BECAS
DE STÉFANO MatÍas
congresos y reuniones científicas
Título:
The discourse of love as a Human Right amongst LGBT families
Autor/es:
MATÍAS DE STÉFANO
Lugar:
Buenos Aires
Reunión:
Congreso; IX IASSCS International Conference ?Sex and the marketplace. What´s love got to do with it??; 2013
Institución organizadora:
IASSCS / UBA
Resumen:
Since relatedness -ties based on a diffuse-lasting solidarity- and elective kinship -in opposition with nature bonds created by consanguinity- emerge in Anthropology of Kinship, we have witnessed the settling of individual choice as a feature of homoparentality, in clear denaturalizing contrast with blood ties traditionally unquestioned. Thus, the traditional but imprecise boundary between friends and relatives became even more flexible to understand those who have demonstrated their love, being there when they were needed. It is then when love -and especially the right to give and receive it- has taken shape of a central symbol in the political struggles of homoparentality, as it bypasses the implicit assumption of procreative heterosexual marriage and blood ties. It is a kind of product and symbolic foundation of LGBT families, their construction of kinship is -in part- based on love discourses and practices. Then, the right to love was -and is- one of the main arguments of the LGBT community claims in regard to the struggle for the realization of rights related to parenthood and kinship. The rhetoric of love is, in one hand, called to balance the image of homosexuality stereotypes linked to instability and risk -on stages as sexuality, health, etc.- that hangs over this collective, and in the other, appeals to universal and desirable values establishing a sort of equivalence with heterosexuality and its norm. In the last fifty years, love became a standard to justify the claim of kinship rights, but also to deny them, due the socially constructed nature of human rights. As happens with love, the polysemic meanings of rights are involved in a conflictive battleground of symbolic power, and their negotiated strategies face the most diverse positions based on the same legitimacy. The attachment of certain rights to love depends on political points of view.
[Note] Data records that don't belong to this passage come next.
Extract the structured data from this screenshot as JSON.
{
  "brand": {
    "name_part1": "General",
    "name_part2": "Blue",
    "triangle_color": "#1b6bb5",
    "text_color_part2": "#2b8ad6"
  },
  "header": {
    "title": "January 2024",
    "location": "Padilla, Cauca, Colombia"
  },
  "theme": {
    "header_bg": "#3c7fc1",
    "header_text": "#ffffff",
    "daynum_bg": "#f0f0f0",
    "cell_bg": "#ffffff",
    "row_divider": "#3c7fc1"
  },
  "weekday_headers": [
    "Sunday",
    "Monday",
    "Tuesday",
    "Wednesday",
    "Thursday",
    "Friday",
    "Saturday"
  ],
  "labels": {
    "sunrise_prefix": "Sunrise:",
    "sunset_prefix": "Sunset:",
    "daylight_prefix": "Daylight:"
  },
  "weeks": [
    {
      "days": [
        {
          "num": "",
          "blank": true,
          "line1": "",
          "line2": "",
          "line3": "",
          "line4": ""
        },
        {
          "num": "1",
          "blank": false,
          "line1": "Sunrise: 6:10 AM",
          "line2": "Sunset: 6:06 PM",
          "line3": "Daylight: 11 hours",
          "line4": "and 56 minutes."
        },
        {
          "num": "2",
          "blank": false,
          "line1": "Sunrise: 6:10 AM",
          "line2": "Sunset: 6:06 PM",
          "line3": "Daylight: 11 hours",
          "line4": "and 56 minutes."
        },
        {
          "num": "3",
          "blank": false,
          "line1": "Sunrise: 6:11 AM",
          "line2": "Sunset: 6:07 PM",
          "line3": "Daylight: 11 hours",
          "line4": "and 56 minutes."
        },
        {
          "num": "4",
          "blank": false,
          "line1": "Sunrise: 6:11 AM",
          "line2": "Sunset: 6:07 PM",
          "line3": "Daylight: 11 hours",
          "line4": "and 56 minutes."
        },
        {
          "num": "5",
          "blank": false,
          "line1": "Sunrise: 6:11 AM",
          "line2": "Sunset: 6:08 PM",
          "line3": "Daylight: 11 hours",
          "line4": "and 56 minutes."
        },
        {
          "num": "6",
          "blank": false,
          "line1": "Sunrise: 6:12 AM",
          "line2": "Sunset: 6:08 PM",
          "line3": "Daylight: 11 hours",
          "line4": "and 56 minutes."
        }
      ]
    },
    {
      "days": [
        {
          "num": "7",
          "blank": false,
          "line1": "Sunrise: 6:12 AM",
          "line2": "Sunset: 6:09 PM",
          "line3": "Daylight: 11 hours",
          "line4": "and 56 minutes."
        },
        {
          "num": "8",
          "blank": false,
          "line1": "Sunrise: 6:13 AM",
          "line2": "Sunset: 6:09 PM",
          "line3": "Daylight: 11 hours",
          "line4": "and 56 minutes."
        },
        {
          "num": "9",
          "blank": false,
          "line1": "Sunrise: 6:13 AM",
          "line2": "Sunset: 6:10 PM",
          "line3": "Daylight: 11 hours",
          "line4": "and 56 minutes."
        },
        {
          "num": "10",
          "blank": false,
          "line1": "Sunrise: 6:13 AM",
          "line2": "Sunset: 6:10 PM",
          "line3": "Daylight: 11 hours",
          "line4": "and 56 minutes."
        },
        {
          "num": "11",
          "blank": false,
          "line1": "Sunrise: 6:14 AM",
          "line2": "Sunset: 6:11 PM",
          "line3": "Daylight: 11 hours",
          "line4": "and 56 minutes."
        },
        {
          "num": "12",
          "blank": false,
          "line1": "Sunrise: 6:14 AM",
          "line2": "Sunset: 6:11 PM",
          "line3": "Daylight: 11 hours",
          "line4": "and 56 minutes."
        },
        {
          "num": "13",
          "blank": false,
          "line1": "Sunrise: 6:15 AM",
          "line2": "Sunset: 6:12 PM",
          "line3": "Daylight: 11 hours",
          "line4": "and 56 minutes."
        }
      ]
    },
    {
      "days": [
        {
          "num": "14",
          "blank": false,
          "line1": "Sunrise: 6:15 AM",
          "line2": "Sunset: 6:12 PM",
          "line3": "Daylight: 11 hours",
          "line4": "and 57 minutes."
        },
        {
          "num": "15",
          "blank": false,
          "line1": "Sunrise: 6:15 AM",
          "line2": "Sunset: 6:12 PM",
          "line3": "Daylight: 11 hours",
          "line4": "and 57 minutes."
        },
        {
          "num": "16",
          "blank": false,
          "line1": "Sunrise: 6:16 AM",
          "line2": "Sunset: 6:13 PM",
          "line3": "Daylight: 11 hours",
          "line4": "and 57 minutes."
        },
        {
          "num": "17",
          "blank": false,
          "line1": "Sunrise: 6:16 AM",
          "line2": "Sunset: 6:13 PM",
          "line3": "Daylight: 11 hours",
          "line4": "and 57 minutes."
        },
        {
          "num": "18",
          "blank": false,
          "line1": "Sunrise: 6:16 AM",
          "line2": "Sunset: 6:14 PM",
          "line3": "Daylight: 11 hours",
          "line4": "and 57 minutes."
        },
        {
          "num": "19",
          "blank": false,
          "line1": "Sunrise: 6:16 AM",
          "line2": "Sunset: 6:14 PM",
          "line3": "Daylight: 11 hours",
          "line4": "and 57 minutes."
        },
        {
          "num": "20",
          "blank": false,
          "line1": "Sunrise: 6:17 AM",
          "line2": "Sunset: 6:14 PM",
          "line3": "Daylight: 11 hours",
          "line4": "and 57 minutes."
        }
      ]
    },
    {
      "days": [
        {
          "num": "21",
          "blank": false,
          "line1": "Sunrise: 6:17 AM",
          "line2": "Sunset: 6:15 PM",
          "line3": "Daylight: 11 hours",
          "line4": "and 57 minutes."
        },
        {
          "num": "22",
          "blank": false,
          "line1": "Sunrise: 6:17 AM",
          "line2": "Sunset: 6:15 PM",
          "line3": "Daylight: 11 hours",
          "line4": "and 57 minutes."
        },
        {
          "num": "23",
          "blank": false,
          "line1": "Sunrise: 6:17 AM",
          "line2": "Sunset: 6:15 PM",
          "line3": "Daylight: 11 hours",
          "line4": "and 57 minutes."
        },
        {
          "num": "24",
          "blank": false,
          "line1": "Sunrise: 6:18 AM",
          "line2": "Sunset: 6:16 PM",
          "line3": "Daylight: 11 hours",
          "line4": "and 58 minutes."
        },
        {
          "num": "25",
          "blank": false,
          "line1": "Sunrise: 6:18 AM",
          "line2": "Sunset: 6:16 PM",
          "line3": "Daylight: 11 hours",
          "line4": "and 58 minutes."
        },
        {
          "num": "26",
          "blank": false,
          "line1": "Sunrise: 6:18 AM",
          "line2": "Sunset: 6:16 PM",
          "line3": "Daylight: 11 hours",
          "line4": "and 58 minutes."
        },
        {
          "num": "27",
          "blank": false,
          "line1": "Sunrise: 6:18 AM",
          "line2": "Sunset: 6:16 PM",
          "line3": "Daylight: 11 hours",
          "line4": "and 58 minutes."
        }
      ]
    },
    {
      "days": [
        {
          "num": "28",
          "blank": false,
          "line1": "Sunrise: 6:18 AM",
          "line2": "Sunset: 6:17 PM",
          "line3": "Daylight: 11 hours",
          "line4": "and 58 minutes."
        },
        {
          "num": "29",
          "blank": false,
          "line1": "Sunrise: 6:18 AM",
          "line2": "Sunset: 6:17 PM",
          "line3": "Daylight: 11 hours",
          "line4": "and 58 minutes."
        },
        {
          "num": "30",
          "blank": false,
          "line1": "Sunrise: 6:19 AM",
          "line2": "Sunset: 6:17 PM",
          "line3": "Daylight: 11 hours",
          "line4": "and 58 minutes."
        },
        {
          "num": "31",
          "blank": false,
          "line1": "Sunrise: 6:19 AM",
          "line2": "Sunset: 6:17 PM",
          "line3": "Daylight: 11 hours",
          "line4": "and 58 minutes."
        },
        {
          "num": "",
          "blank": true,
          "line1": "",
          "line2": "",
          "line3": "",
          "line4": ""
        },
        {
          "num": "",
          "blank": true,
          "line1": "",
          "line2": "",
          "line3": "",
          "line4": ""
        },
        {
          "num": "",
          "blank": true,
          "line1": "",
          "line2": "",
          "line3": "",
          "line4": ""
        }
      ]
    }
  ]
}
Thus, the fundamental right of children to be loved -wielded from the homosexual community- faces their right to have a mother and a father -wielded from the more conservative sectors of society-. With this evidence, its urgent to recognize that love, in their discourses and practices -as well as parenthood and kinship rights- are highly political issues that cross the boundaries of the personal and urges reflection of society as a whole.